= Operation Accumulator =

Allied naval operation

Operation Accumulator was an Allied naval operation near the Channel Islands on the night of 12/13 June 1944, in support of Operation Overlord, the invasion of France.

As part of Operation Fortitude, a series of deception operations had been used to divert attention from the Allied landings by suggesting that a second invasion force was still waiting to land. This caused the defenders to divert their forces from the fighting in Normandy, holding them in reserve for an invasion in the Pas de Calais, to the east.

Some days after the initial landings, it was decided to mount a smaller operation to simulate a follow-up landing force heading for Granville, at the western side of the Cotentin Peninsula. The desired effect would be to force the German command to pull units from the front line and redeploy them to protect the western coast.

The plan was for two Royal Canadian Navy destroyers, Haida and Huron, to make a series of fake radio transmissions, which would be intercepted. The beginning of the operation went smoothly, with the two ships signalling that the invasion fleet had been delayed by engine problems, and giving a revised plan.
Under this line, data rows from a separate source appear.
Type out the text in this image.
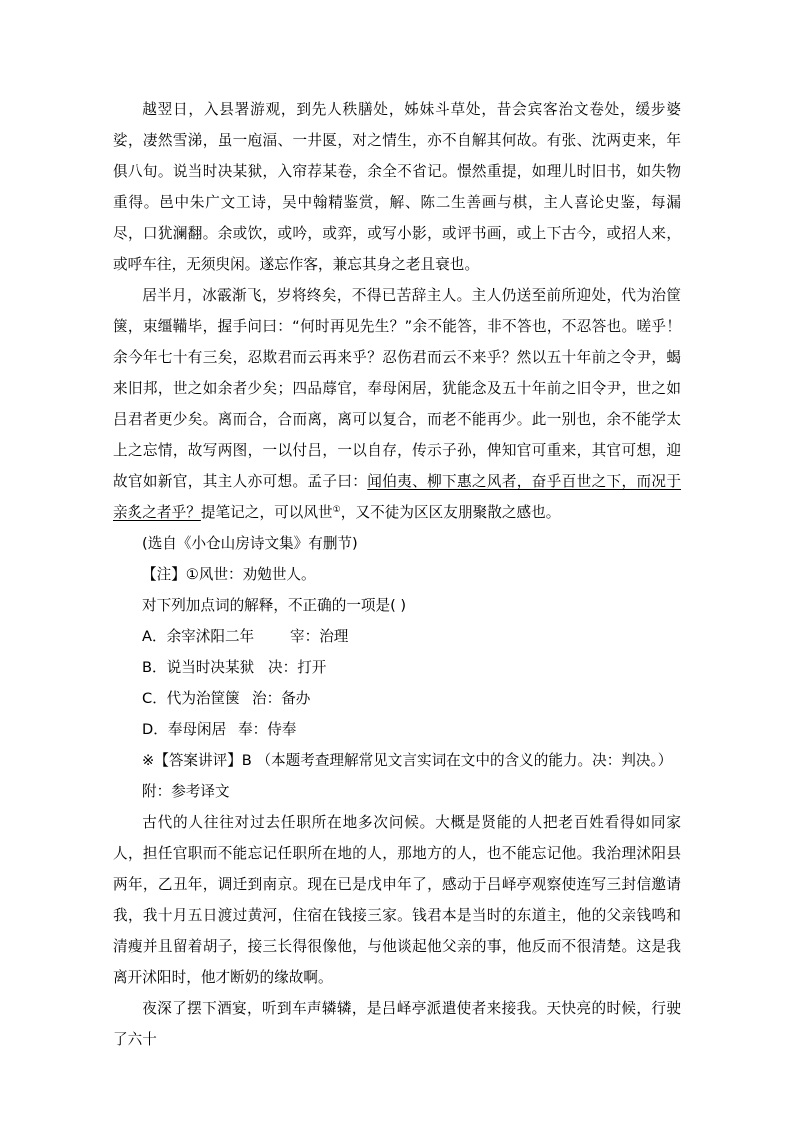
越翌日，入县署游观，到先人秩膳处，姊妹斗草处，昔会宾客治文卷处，缓步婆娑，凄然雪涕，虽一庖湢、一井匽，对之情生，亦不自解其何故。有张、沈两吏来，年俱八旬。说当时决某狱，入帘荐某卷，余全不省记。憬然重提，如理儿时旧书，如失物重得。邑中朱广文工诗，吴中翰精鉴赏，解、陈二生善画与棋，主人喜论史鉴，每漏尽，口犹澜翻。余或饮，或吟，或弈，或写小影，或评书画，或上下古今，或招人来，或呼车往，无须臾闲。遂忘作客，兼忘其身之老且衰也。

居半月，冰霰渐飞，岁将终矣，不得已苦辞主人。主人仍送至前所迎处，代为治筐箧，束缰鞴毕，握手问曰：“何时再见先生？”余不能答，非不答也，不忍答也。嗟乎！余今年七十有三矣，忍欺君而云再来乎？忍伤君而云不来乎？然以五十年前之令尹，蝎来旧邦，世之如余者少矣；四品蓐官，奉母闲居，犹能念及五十年前之旧令尹，世之如吕君者更少矣。离而合，合而离，离可以复合，而老不能再少。此一别也，余不能学太上之忘情，故写两图，一以付吕，一以自存，传示子孙，俾知官可重来，其官可想，迎故官如新官，其主人亦可想。孟子曰：闻伯夷、柳下惠之风者，奋乎百世之下，而况于亲炙之者乎？提笔记之，可以风世①，又不徒为区区友朋聚散之感也。

(选自《小仓山房诗文集》有删节)

【注】①风世：劝勉世人。

对下列加点词的解释，不正确的一项是( )

A．余宰沭阳二年 宰：治理

B．说当时决某狱 决：打开

C．代为治筐箧 治：备办

D．奉母闲居 奉：侍奉

※【答案讲评】B （本题考查理解常见文言实词在文中的含义的能力。决：判决。）

附：参考译文

古代的人往往对过去任职所在地多次问候。大概是贤能的人把老百姓看得如同家人，担任官职而不能忘记任职所在地的人，那地方的人，也不能忘记他。我治理沭阳县两年，乙丑年，调迁到南京。现在已是戊申年了，感动于吕峄亭观察使连写三封信邀请我，我十月五日渡过黄河，住宿在钱接三家。钱君本是当时的东道主，他的父亲钱鸣和清瘦并且留着胡子，接三长得很像他，与他谈起他父亲的事，他反而不很清楚。这是我离开沭阳时，他才断奶的缘故啊。

夜深了摆下酒宴，听到车声辚辚，是吕峄亭派遣使者来接我。天快亮的时候，行驶了六十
However, the radios on the Haida broke down, forcing the Huron to continue alone; the two ships were also spotted by an Allied reconnaissance plane, which radioed back that it had found "unidentified warships".

The operation was a failure; whilst the signals were made, there was no reaction from the German force. This may have been helped by the Allied air report - the pilot would have been informed - and by a lack of any corroborating evidence; for example, there was no attempt at spoofing radar signals, as had been carried out for the main invasion by Operation Glimmer and Operation Taxable.